Antibiotics mess up your stomach, U.S. study finds
WASHINGTON (Reuters) - Even seemingly gentle antibiotics may severely disrupt the balance of microbes living in the gut, with unforeseen health consequences, U.S. researchers reported on Monday.
An intimate study of three women given ciprofloxacin showed the drug suppressed entire populations of beneficial bacteria, and at least one woman took months to recover.
The study, published in the Proceedings of the National Academy of Sciences, supports the common wisdom that antibiotics can damage the "good" germs living in the body.
It may also support the idea behind the development of so-called probiotic products including yogurt with live cultures of bacteria.
The researchers tested the three volunteers daily, giving them a five-day course of the commonly used antibiotic ciprofloxacin twice during the 10-month study.
They ran DNA tests on stool samples from the volunteers to determine what kind of microbes were living in the gut.
"The effect of ciprofloxacin on the gut microbiota was profound and rapid," Les Dethlefsen and David Relman of Stanford University in California wrote.
"By one week after the end of each course, communities began to return to their initial state, but the return was often incomplete."
More and more studies support the idea that humans and other animals have a symbiotic relationship with germs.

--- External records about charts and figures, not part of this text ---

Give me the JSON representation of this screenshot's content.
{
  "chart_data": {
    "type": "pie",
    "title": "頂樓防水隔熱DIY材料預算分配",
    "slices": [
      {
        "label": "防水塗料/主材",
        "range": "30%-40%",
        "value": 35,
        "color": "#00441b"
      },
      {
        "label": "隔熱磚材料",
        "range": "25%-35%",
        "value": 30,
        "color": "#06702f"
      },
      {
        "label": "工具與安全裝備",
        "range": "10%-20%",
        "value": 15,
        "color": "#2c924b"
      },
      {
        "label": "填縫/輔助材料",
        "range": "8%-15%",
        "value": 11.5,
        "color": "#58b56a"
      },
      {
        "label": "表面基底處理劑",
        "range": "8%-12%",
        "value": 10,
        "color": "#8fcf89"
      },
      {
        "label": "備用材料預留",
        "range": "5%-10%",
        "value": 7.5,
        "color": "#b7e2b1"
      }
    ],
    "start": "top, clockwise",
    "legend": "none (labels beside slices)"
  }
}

Microbes in the intestines help digest food and "good" germs can take up space and keep bad germs away.
"The human distal gut is one of the most complex ecosystems on the planet," the researchers wrote in the study, available here
Gut microbes can affect obesity and may play a role in allergy. Lactobacillus reuteri, found in breast milk, may protect against rotavirus infections, other researchers have found.
Several recent studies have found that certain bacteria cause inflammation that can affect appetite as well as inflammatory bowel conditions like Crohn's disease and colitis.
Regularly wiping out the body's bacterial population could also be helping drive the rapid spread of drug-resistant superbugs, the Stanford team said.
"One potential ramification of the altered community is an enhanced carriage of antibiotic-resistance genes in the human population," they wrote.
"Every course of antibiotics may represent another roll of the dice," they added -- potentially a "bad" strain to replace a beneficial species.